M is for Metroland

M is for Metroland.

For this year's A to Z I'm featuring books I've read based on the Reading Challenge.

Today's book is a book with a love triangle: Metroland by Julian Barnes

I included Barnes in the 2012 A to Z Challenge, especially as he's a Francophile the way I'm an Anglophile, so I feel a certain kinship (as much as you can with an author you haven't met!).

This was maybe the third or fourth book of his that I read (the first was The History of the World in 101/2 Chapters and I was hooked after the first chapter). Metroland is one of those dark suburban tales of accepting life. Inevitably, perhaps, there was a sequel, Love, Etc., which features the characters railing against what they thought they'd accepted. Does that make any sense?

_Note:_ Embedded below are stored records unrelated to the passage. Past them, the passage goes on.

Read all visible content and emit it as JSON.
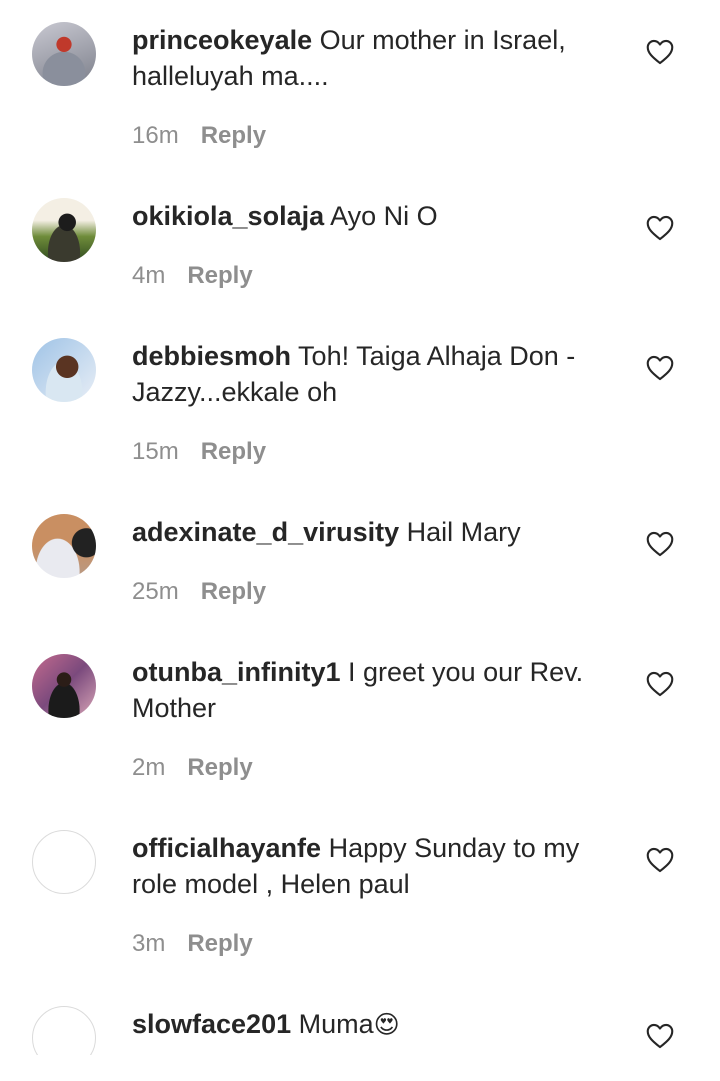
{
  "comments": [
    {
      "username": "princeokeyale",
      "text": "Our mother in Israel, halleluyah ma....",
      "time": "16m",
      "reply": "Reply",
      "avatar": "photo"
    },
    {
      "username": "okikiola_solaja",
      "text": "Ayo Ni O",
      "time": "4m",
      "reply": "Reply",
      "avatar": "photo"
    },
    {
      "username": "debbiesmoh",
      "text": "Toh! Taiga Alhaja Don - Jazzy...ekkale oh",
      "time": "15m",
      "reply": "Reply",
      "avatar": "photo"
    },
    {
      "username": "adexinate_d_virusity",
      "text": "Hail Mary",
      "time": "25m",
      "reply": "Reply",
      "avatar": "photo"
    },
    {
      "username": "otunba_infinity1",
      "text": "I greet you our Rev. Mother",
      "time": "2m",
      "reply": "Reply",
      "avatar": "photo"
    },
    {
      "username": "officialhayanfe",
      "text": "Happy Sunday to my role model , Helen paul",
      "time": "3m",
      "reply": "Reply",
      "avatar": "empty"
    },
    {
      "username": "slowface201",
      "text": "Muma",
      "emoji": "😍",
      "avatar": "empty"
    }
  ],
  "icons": {
    "like": "heart-outline-icon"
  },
  "colors": {
    "text": "#262626",
    "muted": "#8e8e8e",
    "background": "#ffffff"
  }
}
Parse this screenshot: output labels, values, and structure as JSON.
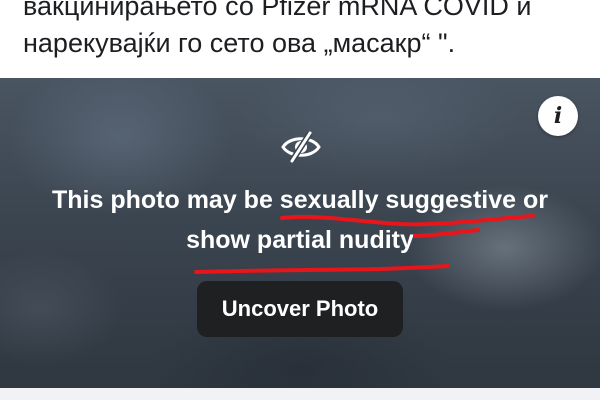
{
  "post": {
    "caption_lines": [
      "вакцинирањето со Pfizer mRNA COVID и",
      "нарекувајќи го сето ова „масакр“ \"."
    ]
  },
  "photo_cover": {
    "hidden_icon": "eye-slash-icon",
    "info_icon": "info-icon",
    "info_glyph": "i",
    "warning_line1": "This photo may be sexually suggestive or",
    "warning_line2": "show partial nudity",
    "uncover_label": "Uncover Photo"
  },
  "colors": {
    "annotation_red": "#e8151b",
    "button_bg": "#1f2022",
    "text_white": "#ffffff"
  }
}
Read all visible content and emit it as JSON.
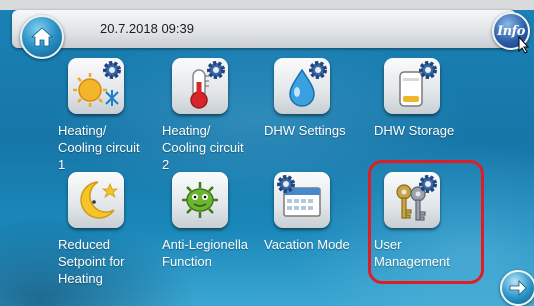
{
  "header": {
    "datetime": "20.7.2018 09:39",
    "info_label": "Info"
  },
  "tiles": [
    {
      "label": "Heating/\nCooling circuit\n1",
      "icon": "sun-snowflake-gear-icon"
    },
    {
      "label": "Heating/\nCooling circuit\n2",
      "icon": "thermometer-gear-icon"
    },
    {
      "label": "DHW Settings",
      "icon": "water-drop-gear-icon"
    },
    {
      "label": "DHW Storage",
      "icon": "storage-tank-gear-icon"
    },
    {
      "label": "Reduced\nSetpoint for\nHeating",
      "icon": "moon-star-icon"
    },
    {
      "label": "Anti-Legionella\nFunction",
      "icon": "bacteria-icon"
    },
    {
      "label": "Vacation Mode",
      "icon": "calendar-gear-icon"
    },
    {
      "label": "User\nManagement",
      "icon": "keys-gear-icon"
    }
  ],
  "colors": {
    "highlight": "#e01d25",
    "label_text": "#ffffff",
    "background": "#1676a8"
  }
}
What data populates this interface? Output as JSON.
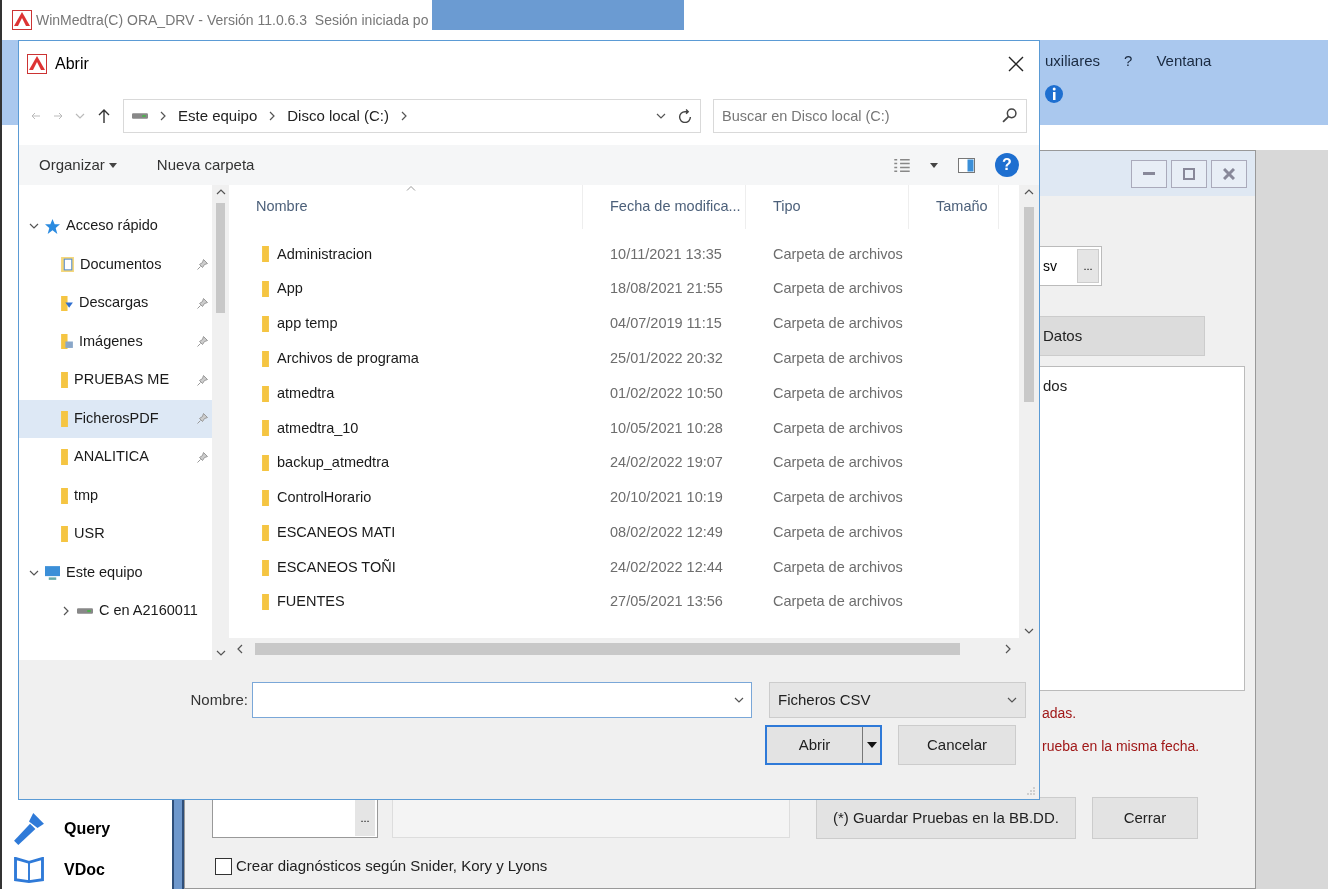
{
  "app": {
    "title": "WinMedtra(C) ORA_DRV - Versión 11.0.6.3  Sesión iniciada po",
    "menu": [
      "uxiliares",
      "?",
      "Ventana"
    ],
    "sidebar": [
      {
        "kind": "query",
        "label": "Query"
      },
      {
        "kind": "vdoc",
        "label": "VDoc"
      }
    ],
    "inner": {
      "file_field": "sv",
      "browse": "...",
      "datos": "Datos",
      "list_header": "dos",
      "notes": [
        "adas.",
        "rueba en la misma fecha."
      ],
      "bottom_browse": "...",
      "save_button": "(*) Guardar Pruebas en la BB.DD.",
      "close_button": "Cerrar",
      "checkbox": {
        "label": "Crear diagnósticos según Snider, Kory y Lyons",
        "checked": false
      }
    }
  },
  "dialog": {
    "title": "Abrir",
    "breadcrumb": [
      "Este equipo",
      "Disco local (C:)"
    ],
    "search": {
      "placeholder": "Buscar en Disco local (C:)"
    },
    "toolbar": [
      "Organizar",
      "Nueva carpeta"
    ],
    "nav": [
      {
        "label": "Acceso rápido",
        "kind": "star",
        "expanded": true,
        "children": [
          {
            "label": "Documentos",
            "kind": "documents",
            "pinned": true,
            "selected": false
          },
          {
            "label": "Descargas",
            "kind": "downloads",
            "pinned": true,
            "selected": false
          },
          {
            "label": "Imágenes",
            "kind": "pictures",
            "pinned": true,
            "selected": false
          },
          {
            "label": "PRUEBAS ME",
            "kind": "folder",
            "pinned": true,
            "selected": false
          },
          {
            "label": "FicherosPDF",
            "kind": "folder",
            "pinned": true,
            "selected": true
          },
          {
            "label": "ANALITICA",
            "kind": "folder",
            "pinned": true,
            "selected": false
          },
          {
            "label": "tmp",
            "kind": "folder",
            "pinned": false,
            "selected": false
          },
          {
            "label": "USR",
            "kind": "folder",
            "pinned": false,
            "selected": false
          }
        ]
      },
      {
        "label": "Este equipo",
        "kind": "computer",
        "expanded": true,
        "children": [
          {
            "label": "C en A2160011",
            "kind": "drive",
            "expanded": false,
            "selected": false
          }
        ]
      }
    ],
    "columns": [
      {
        "label": "Nombre",
        "sorted": true
      },
      {
        "label": "Fecha de modifica...",
        "sorted": false
      },
      {
        "label": "Tipo",
        "sorted": false
      },
      {
        "label": "Tamaño",
        "sorted": false
      }
    ],
    "rows": [
      {
        "name": "Administracion",
        "date": "10/11/2021 13:35",
        "type": "Carpeta de archivos"
      },
      {
        "name": "App",
        "date": "18/08/2021 21:55",
        "type": "Carpeta de archivos"
      },
      {
        "name": "app temp",
        "date": "04/07/2019 11:15",
        "type": "Carpeta de archivos"
      },
      {
        "name": "Archivos de programa",
        "date": "25/01/2022 20:32",
        "type": "Carpeta de archivos"
      },
      {
        "name": "atmedtra",
        "date": "01/02/2022 10:50",
        "type": "Carpeta de archivos"
      },
      {
        "name": "atmedtra_10",
        "date": "10/05/2021 10:28",
        "type": "Carpeta de archivos"
      },
      {
        "name": "backup_atmedtra",
        "date": "24/02/2022 19:07",
        "type": "Carpeta de archivos"
      },
      {
        "name": "ControlHorario",
        "date": "20/10/2021 10:19",
        "type": "Carpeta de archivos"
      },
      {
        "name": "ESCANEOS MATI",
        "date": "08/02/2022 12:49",
        "type": "Carpeta de archivos"
      },
      {
        "name": "ESCANEOS TOÑI",
        "date": "24/02/2022 12:44",
        "type": "Carpeta de archivos"
      },
      {
        "name": "FUENTES",
        "date": "27/05/2021 13:56",
        "type": "Carpeta de archivos"
      }
    ],
    "filename": {
      "label": "Nombre:"
    },
    "help": "?",
    "filetype": "Ficheros CSV",
    "buttons": [
      "Abrir",
      "Cancelar"
    ]
  }
}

Here's the Amazon description:

"Christopher and Toni found in each other the perfect companion for that universal adolescent pastime: smirking at the world as you find it. In between training as flaneurs and the grind of school they cast a cynical eye over their various dislikes: parents with their lives of spotless emptiness, Third Division (North) football teams, God, commuters and girls, and the inhabitants of Metroland, the strip of suburban dormitory Christopher calls home.
Longing for real life to begin, we follow Christopher to Paris in time for les evenements of 1968, only to miss it all in a haze of sex, French theatre and first love, leading him, to Toni's disappointment, back to Metroland."


For a long time, the movie version of this book was the only reason I knew who Christian Bale was!

Which books shaped your view of the world?

Comments

I don't think I've ever even seen the movie.
Deniz Bevan said…
I barely remember it myself! It's been ages, too, since I've read the book. The last Barnes I read was The Sense of An Ending, a few years ago. Very touching.